In Reply To:
It's amazing to me how rarely people do a 50 mile week like this:
Mon: 7.15
Tues: 7.15
Wed: 7.15
Thur: 7.15
Fri: 7.15
Sat: 7.15
Sun: 7.15
Everyone "cheats" with a long run. Sure, long runs are important, especially for marathon and long course tri. But you can get REALLY fast just running a decent amount EVERY day. If we were talking about 1/2 marathon (open or in a 1/2 IM), I'd rather take the guy with this schedule who maybe throws in 3 long runs of say 10-12 miles (which would be a breeze off this base) than the guy who mostly runs 5 miles, but uses a weekly long run to jack up his mileage.
I mentioned doing something very similar way back toward the beginning of this thread. While I don't run the same exact mileage every day, I keep it within a close range. A 50 mile week is 7 runs of 6-8 miles. I started doing this back in late 2007 trying to run 45+ per week. Since then I've gradually built to where I'm currently running 70+ MPW. Essentially daily runs of 8-12 miles.
During this time I have broken every PR from 2 miles to the marathon, many of them numerous times - and I'm still getting faster. I have gone from a MOP runner, to regularly placing in the top 3 in my AG in most local running events.
Is running similar mileage every day boring? Not at all. I rarely run the same route two days in a row. Some runs are fast, some easy, some hilly, some flat, some roads, some trails, etc. Some days I'll split the mileage between two runs and do a shorter hard run early and a longer easy run later. If I do something like a 5K race on a Saturday morning, I'll usually follow that with a 7-9 mile run later in the day.
Unless I'm specifically training for a longer race like a half or full marathon, I haven't seen any real benefit in doing runs of longer than 14 miles on a regular basis. I have run as much as just over 100 MPW while never having a single run longer than 12 miles. Shortly after that week I had solid PRs 3 weeks in a row in a 20K, 10 miler and 5K. I placed in both of the longer races, but not the 5K as there are local guys in the 50-54 AG still running sub 18 and I'm not that fast - yet.

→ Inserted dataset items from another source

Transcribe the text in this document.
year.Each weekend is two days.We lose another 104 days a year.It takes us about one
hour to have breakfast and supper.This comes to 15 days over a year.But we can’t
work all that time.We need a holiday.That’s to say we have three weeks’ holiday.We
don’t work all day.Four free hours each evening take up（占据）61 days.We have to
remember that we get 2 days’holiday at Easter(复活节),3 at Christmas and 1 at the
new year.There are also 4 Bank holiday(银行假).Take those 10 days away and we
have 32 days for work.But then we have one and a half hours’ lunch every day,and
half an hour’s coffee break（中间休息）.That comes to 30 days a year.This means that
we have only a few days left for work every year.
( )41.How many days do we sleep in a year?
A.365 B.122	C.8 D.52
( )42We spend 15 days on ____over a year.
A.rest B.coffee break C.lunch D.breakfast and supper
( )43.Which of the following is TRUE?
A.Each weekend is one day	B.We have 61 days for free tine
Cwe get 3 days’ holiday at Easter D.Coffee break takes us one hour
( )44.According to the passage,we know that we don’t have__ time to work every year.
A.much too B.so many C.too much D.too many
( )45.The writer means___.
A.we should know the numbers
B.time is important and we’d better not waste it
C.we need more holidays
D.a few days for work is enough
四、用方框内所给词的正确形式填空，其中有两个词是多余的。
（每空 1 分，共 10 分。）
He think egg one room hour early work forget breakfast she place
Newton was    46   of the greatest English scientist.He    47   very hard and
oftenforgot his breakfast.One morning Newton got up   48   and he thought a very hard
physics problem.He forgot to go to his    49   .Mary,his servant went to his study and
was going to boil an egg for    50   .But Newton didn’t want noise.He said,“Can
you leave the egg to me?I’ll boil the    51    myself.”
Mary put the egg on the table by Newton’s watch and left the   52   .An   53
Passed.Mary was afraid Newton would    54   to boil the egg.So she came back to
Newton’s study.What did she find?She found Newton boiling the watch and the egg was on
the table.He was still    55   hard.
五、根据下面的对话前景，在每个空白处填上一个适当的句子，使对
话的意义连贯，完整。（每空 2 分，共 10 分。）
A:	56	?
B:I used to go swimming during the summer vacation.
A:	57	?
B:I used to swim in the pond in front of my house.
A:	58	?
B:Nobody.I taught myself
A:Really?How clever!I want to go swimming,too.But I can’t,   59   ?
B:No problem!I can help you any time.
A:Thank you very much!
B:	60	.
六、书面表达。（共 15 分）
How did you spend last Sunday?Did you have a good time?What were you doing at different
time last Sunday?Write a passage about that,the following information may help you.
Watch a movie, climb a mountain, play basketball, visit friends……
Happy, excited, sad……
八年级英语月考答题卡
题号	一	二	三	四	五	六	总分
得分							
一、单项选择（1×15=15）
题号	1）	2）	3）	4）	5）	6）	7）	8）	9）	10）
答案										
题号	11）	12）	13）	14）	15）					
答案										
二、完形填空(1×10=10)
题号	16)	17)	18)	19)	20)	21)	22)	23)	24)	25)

What you seem to be saying -and I agree - is not much attention or importance is placed on getting in a solid block of consistently running 50+ MPW prior to transitioning to a race training program.
I also agree with Barry in that while people can run decently off these programs of 3 days/week, they will not be running at their full potential. If running only 3 days/week was really that great, all the top runners would be doing it - and as far as I know none of them do it.
My comments are based from the perspective of being primarily a runner. I will end up running around 3000 miles this year, but have done no swimming and very little biking. Last year I did 8 multisport races and only ran just over 2000 miles. I have gravitated in this direction because we have a running race locally almost every week all year while we only have a couple local triathlons.
YMMV.
Don
Tri-ing to have fun. Anything else is just a bonus!